What role does sustainability play in modern business and how can organizations integrate environmental, social and governance (ESG) principles to drive positive change?
This was the topic of the latest episode of "YPO Presents Ask the Experts," featuring YPO members Florian Kemmerich, Managing Director at Palladium, Fleur Heyns, Co-Founder and CEO of Proof, and Orlan Boston, Senior Advisory and Global Client Service Partner at EY. Together they all played a key role in developing the YPO Global Impact Report, a benchmark for businesses to evaluate and enhance their sustainability practices.
“How can sustainability, when done correctly and embedded in your value chain, protect and create new sources of value for business, people, communities and societies, and the world at large?” poses Boston, who has long been an advocate for ESG in his consulting work. “It’s about doing no harm. But at its core, it’s also about longevity. As a business, are you going to be around in five, 10, 20 50 years?”
Sustainability as a business priority
Heyns shared that she wasn’t always a champion of sustainability. She jokes that she had, in fact, started her career working on “the dark side” — investment banking. But she credits a conference at Oxford University for making her realize the potential of businesses that could solve global issues such as climate change and equity.
“We’re living in an environment, in an ecosystem, and it’s massively at risk. It doesn’t really matter what thesis you believe in or what underlying factors you think are driving some of these changes. The world’s getting warmer, and we are seeing more and more environmental disasters happening,” she says.
“We’re living in an environment, in an ecosystem, and it’s massively at risk.”
With the idea that solving the world’s problems would be future-proof, she made a career pivot and launched Proof to help companies present and analyze their social and environmental data to attract impact-focused investors.
For her, focusing on ESG is urgent, though not without its challenges. But the challenges also present opportunities and create solutions. Boston agreed, stressing the importance of value-driven sustainability and the need for businesses to think long-term to ensure their survival and relevance.
The new consumer and workforce
It’s no secret that the youngest generation of consumers is increasingly value-driven. To attract and retain talent as well as conscientious consumers, more and more businesses need to align their operations with sustainable practices.
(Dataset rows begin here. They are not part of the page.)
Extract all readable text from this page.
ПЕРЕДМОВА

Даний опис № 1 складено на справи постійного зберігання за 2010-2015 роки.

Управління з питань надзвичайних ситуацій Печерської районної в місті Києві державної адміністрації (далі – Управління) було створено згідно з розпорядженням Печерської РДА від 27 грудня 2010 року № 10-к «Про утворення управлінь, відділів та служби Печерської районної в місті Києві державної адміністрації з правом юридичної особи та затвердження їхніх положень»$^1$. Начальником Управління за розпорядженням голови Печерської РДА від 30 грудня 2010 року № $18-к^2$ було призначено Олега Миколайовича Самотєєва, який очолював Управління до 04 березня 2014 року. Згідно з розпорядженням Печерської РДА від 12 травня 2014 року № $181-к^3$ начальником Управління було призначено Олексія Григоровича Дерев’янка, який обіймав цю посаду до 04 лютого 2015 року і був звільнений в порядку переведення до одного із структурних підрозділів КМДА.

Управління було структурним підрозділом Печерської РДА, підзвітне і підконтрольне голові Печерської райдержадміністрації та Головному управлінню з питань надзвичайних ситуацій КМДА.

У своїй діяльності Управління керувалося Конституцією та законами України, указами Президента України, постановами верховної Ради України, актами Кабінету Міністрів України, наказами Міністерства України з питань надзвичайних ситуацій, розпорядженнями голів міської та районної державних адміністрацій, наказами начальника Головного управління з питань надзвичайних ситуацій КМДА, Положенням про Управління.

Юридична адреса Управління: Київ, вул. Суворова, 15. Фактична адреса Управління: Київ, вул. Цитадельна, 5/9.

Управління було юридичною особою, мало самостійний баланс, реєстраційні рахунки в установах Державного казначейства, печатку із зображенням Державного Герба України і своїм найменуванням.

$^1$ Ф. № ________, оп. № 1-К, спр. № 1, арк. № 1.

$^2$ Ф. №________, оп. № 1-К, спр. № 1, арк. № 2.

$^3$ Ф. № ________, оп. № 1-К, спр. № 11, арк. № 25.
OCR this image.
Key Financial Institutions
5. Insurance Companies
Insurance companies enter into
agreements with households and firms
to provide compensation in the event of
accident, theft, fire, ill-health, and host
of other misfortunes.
Boston says at EY, sustainability is a major attraction for new graduates.
“Sustainability is one of the most popular choices and desires to focus on from a career perspective,” he says. “They are choosing where to work with this in mind.”
“Sustainability is one of the most popular choices and desires to focus on from a career perspective.”
But companies beware: Simply talking about your impact is not enough. The younger workforce is savvier than ever about understanding what is real and what is “greenwashing.”
Heyns cited Tesla as an example of a company that, despite its green image, struggles with sustainable resource use compared to BMW’s long-standing practices. Accurate reporting and external verification are crucial in avoiding misleading claims. If you want to demonstrate that you are genuinely committed to sustainability, you need to be accurate and transparent.
Challenges in ESG reporting
Collecting and reporting ESG data is no easy task, with many leaders struggling to report out basic metrics. Heyns suggested starting small with Scope 1 and Scope 2 carbon emissions, and progressing into more complex metrics like Scope 3 emissions, water consumption, waste output and diversity.
Boston recommended using established frameworks such as the Global Reporting Initiative and the Carbon Disclosure Project to guide ESG reporting. He also advised businesses to seek third-party assurance to ensure the accuracy and reliability of their data, which builds trust with stakeholders.
“All companies have a role to play no matter where they are on their evolution to a green transition,” he says.
Business as a force for good
Perhaps the biggest takeaway of this discussion? That good intentions and good profit margins aren’t mutually exclusive.
“You can do well by doing good,” Boston says. “You can grow your revenue while also taking care of your employees, be ethical in your business practices, environmentally conscious, a good partner to your suppliers and just be a positive force in the community you operate.”
Heyns agreed — with a caveat.
“They are no longer opposed to each other; they can absolutely be in a win-win relationship, but you have to recognize that you can’t optimize for both all the time,” she said.